On one recent Sunday he noticed the fruit and vegetables left over after free produce distribution at Gilliam Place. “I thought since there was a lot left over, I might as well load up my car and take them to people who would use them.” Now every week Mr. Adams picks up 10 boxes of produce and delivers them to both friends and strangers around Northern Virginia who could use an infusion of fresh produce. “I pass them out to people who need vegetables and want to eat healthy,” he said. Mr. Adams doesn’t have an official volunteer role at Gilliam Place, but he seems to appear when help is needed. “My attitude is I get in where I fit in,” he said. “I do it because I have an affinity for people.”

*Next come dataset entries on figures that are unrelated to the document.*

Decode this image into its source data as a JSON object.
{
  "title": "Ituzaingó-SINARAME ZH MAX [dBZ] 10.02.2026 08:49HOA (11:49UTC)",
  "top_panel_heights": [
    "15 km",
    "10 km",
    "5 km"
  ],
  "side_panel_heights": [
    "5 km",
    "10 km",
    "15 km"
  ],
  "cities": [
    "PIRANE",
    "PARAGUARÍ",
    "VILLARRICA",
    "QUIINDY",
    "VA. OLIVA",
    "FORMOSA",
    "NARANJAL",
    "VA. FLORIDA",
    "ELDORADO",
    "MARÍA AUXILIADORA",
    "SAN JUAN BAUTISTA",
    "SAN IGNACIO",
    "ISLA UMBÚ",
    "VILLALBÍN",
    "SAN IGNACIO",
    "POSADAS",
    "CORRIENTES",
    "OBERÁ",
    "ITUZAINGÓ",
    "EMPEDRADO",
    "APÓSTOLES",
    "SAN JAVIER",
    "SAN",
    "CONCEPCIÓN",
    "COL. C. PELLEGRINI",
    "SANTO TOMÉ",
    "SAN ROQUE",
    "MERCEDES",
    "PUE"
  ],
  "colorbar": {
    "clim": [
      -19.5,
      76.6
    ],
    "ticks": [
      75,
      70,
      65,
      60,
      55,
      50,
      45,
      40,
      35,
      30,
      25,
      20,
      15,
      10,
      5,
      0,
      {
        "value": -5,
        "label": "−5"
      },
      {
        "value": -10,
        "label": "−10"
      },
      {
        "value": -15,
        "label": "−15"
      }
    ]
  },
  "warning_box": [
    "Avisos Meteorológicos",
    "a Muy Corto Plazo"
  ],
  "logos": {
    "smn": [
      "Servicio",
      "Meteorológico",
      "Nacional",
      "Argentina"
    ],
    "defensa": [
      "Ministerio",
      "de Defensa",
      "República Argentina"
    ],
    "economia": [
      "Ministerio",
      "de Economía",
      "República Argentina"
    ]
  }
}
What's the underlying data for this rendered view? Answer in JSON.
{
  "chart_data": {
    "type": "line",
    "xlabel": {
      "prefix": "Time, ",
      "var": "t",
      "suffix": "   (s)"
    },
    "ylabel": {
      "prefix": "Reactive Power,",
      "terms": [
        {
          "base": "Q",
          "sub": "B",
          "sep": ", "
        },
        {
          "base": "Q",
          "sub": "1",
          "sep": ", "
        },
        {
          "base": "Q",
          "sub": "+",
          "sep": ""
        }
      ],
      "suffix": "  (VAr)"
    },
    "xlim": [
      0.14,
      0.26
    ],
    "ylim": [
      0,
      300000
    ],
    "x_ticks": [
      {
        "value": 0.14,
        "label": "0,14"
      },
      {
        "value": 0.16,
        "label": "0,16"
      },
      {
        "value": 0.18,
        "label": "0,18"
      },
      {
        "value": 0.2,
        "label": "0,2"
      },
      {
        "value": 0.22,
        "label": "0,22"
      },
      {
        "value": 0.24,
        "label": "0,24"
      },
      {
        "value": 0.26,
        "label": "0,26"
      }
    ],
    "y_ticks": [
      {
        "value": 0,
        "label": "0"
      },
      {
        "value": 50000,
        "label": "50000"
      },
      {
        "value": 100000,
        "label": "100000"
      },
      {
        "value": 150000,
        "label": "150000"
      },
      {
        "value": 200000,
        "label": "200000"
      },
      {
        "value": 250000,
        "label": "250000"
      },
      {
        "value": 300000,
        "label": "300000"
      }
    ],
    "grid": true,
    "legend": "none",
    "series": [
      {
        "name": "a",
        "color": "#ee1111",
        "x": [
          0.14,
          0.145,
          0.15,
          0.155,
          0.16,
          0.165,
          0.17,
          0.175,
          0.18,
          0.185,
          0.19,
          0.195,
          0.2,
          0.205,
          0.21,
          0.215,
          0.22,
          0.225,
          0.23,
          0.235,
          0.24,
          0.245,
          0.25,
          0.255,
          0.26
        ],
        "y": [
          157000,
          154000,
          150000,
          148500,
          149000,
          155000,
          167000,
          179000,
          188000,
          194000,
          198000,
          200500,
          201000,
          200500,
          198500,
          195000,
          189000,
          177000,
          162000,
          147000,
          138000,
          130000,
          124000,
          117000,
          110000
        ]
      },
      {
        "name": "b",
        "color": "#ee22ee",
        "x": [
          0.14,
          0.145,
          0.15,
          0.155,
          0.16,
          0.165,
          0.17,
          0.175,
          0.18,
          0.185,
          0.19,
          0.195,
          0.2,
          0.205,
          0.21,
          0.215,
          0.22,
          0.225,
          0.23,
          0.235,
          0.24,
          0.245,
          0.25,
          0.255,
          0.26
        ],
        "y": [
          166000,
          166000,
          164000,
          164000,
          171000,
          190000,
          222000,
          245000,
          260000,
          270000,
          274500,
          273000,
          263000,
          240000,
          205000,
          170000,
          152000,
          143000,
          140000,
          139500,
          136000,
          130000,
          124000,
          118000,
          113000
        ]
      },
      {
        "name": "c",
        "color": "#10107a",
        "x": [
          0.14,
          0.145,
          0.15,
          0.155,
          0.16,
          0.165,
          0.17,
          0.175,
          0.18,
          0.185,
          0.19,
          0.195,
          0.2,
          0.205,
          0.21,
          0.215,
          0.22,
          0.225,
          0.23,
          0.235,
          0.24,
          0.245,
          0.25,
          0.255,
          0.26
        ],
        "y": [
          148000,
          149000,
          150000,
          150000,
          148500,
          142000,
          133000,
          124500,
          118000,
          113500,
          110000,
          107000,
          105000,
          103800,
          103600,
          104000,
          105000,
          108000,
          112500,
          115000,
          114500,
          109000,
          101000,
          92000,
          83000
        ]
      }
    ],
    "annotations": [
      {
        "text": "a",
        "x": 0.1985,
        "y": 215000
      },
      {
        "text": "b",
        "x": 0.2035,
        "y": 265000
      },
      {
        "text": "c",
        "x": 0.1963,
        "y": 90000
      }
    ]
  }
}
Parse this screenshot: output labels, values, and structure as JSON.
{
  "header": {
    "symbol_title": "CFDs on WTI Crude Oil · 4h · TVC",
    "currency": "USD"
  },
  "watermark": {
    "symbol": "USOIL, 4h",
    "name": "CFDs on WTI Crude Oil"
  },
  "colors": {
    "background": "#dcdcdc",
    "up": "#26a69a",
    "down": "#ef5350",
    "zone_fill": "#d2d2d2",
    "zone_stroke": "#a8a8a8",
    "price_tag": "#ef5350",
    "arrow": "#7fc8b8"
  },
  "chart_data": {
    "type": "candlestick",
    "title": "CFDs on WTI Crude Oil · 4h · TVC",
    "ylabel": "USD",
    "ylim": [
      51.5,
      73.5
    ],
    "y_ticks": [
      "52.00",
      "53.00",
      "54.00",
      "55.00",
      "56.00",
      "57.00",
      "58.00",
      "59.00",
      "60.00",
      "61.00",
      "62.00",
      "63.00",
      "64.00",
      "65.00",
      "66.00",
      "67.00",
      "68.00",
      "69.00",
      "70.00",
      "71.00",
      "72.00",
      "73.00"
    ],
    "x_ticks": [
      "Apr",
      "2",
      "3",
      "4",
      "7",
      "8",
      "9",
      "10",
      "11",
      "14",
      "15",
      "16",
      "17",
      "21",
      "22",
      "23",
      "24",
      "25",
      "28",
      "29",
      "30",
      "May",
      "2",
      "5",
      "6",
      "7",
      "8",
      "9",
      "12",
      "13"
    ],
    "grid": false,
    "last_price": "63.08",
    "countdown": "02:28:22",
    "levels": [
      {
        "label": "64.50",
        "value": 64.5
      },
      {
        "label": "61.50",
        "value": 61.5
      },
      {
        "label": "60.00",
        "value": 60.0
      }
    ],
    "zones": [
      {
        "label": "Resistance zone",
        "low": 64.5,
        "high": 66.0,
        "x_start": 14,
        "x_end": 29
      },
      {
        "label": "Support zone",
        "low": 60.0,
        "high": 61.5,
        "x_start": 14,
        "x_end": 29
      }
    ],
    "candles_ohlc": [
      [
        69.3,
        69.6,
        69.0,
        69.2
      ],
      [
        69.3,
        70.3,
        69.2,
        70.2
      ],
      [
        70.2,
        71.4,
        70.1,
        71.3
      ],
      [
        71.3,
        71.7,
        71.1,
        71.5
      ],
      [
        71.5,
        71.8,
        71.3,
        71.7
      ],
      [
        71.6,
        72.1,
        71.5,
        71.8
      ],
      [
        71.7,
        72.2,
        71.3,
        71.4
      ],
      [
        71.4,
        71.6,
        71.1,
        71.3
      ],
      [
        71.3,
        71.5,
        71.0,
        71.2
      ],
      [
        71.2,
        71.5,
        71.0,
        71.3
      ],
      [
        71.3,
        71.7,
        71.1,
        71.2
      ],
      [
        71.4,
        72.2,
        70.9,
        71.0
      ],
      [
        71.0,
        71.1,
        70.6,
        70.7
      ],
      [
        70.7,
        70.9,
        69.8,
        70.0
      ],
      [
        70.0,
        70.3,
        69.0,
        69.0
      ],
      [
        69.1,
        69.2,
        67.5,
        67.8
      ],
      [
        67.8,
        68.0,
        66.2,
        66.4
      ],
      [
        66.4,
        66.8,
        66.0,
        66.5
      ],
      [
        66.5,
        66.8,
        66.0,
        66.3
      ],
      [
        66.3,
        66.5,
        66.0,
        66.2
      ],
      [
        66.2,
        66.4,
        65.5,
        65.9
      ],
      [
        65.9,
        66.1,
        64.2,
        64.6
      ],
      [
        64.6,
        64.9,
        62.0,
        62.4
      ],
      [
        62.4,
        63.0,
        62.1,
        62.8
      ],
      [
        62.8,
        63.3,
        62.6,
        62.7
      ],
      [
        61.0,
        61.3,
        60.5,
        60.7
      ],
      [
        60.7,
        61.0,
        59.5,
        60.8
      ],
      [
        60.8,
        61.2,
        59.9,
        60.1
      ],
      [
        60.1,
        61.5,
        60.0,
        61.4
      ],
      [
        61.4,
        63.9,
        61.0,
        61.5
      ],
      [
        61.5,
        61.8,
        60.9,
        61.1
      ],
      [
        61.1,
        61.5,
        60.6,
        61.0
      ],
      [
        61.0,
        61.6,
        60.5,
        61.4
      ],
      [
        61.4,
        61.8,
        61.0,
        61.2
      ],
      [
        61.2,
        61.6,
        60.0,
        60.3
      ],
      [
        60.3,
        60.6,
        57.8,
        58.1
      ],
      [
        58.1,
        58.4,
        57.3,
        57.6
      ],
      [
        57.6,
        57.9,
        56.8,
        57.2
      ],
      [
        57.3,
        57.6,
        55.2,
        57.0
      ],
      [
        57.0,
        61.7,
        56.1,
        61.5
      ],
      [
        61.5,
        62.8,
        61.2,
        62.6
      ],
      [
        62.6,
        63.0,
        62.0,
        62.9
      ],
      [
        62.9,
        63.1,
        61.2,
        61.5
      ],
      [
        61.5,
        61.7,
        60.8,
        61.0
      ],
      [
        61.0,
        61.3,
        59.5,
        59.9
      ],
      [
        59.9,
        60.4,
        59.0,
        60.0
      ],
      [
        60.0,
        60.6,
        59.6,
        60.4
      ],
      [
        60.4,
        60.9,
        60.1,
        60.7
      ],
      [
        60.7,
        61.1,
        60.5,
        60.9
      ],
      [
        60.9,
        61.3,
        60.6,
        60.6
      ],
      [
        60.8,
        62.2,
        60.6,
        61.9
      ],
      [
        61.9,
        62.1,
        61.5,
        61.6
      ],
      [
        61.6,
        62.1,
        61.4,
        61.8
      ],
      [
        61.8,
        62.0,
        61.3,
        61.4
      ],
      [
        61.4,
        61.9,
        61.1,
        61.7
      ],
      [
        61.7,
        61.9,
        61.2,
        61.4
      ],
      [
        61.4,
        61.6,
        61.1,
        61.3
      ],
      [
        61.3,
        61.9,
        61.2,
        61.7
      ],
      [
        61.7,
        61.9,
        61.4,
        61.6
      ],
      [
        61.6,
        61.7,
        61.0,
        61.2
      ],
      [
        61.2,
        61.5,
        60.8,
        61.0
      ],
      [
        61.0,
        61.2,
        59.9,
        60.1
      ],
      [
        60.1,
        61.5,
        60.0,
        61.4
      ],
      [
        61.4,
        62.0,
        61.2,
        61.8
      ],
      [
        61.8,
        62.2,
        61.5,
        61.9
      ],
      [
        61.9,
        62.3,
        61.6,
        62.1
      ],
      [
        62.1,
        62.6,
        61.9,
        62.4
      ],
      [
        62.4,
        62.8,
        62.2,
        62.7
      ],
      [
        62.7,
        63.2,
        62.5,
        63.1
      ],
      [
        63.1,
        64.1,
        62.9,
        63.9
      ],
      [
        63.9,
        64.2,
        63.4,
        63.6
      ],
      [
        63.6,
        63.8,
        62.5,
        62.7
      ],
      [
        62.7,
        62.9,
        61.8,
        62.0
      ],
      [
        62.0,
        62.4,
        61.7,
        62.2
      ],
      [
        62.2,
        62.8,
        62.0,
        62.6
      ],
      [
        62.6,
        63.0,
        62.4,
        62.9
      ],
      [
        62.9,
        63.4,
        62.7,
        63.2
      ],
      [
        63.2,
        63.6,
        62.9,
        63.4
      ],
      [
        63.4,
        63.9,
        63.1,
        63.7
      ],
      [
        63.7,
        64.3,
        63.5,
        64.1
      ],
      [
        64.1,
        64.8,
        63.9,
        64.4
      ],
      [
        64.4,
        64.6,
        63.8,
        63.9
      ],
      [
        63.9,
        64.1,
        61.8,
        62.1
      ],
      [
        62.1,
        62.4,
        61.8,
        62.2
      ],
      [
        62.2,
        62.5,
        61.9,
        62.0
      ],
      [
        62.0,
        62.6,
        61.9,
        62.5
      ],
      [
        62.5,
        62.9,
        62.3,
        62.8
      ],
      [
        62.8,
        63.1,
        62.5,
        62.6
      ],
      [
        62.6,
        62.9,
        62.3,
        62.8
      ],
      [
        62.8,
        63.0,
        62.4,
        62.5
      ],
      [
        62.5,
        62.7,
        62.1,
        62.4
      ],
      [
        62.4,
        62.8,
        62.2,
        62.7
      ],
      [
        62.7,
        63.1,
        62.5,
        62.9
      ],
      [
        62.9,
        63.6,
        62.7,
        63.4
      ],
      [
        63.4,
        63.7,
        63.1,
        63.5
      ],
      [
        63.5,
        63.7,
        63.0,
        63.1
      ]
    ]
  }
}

A native Arlingtonian and the youngest of 12 children, Mr. Adams was raised in what was then called the Butler Holmes neighborhood, now part of Penrose. His mother grew up in the same neighborhood and was friends with pioneering doctor and scientist Dr. Charles Drew (after whom the elementary school is named). Mr. Adams’ grandmother lived next door.
While he lives just over a mile west of his childhood home, Mr. Adams has seen a lot in his 60 years. As a certified peer recovery specialist for the Chris Atwood Foundation for more than a year, Mr. Adams drives a van around Northern Virginia to offer harm reduction and other services to people living with addiction or in recovery. He also serves as a member of two Arlington County committees that deal with addiction and recovery services.
“A peer recovery specialist who is a person who has lived experience who can help others with substance use and mental health issues and can meet them where they are,” Mr. Adams explained. “I’m not putting a treatment plan together. I meet people where they’re at, and ask them, ‘What do you want to do and how do you want to do it?’ and figure out how I can best help that person. The choice is still theirs.”
“I give hope to a lot of people who don’t have hope. I show love to a lot of people who feel no love within themselves,” Mr. Adams said. As someone who used and abused substances for 34 years and has been clean and sober now for 14, Mr. Adams aspires to be a catalyst of change for others, but never judgmental or stigmatizing. “A lady came to the van yesterday and grabbed my hand to say thank you for what we’re doing. People are hurting and they’re holding on by a thread. We’re helping them to keep some sort of hope alive. I refer to our van as the happy van. People do leave happy. People feel respected. A lot of times in this society people disrespect those with a substance use disorder or a mental health disorder. When people come to the van, they know how supportive I am and that my heart is in it.”
Before moving to Gilliam Place, Mr. Adams was staying with his sister at her house nearby. Prior to that, he was incarcerated for 30 years. “I always wanted to be there for other people. That’s what I ended up doing,” he said. Even while he was in prison, he found himself in positions where he could help others. “Things became different as I started to get clean and sober. I love being a person in recovery. As long as I keep growing and going. At 60 I’m learning that my latter years are better than my former.”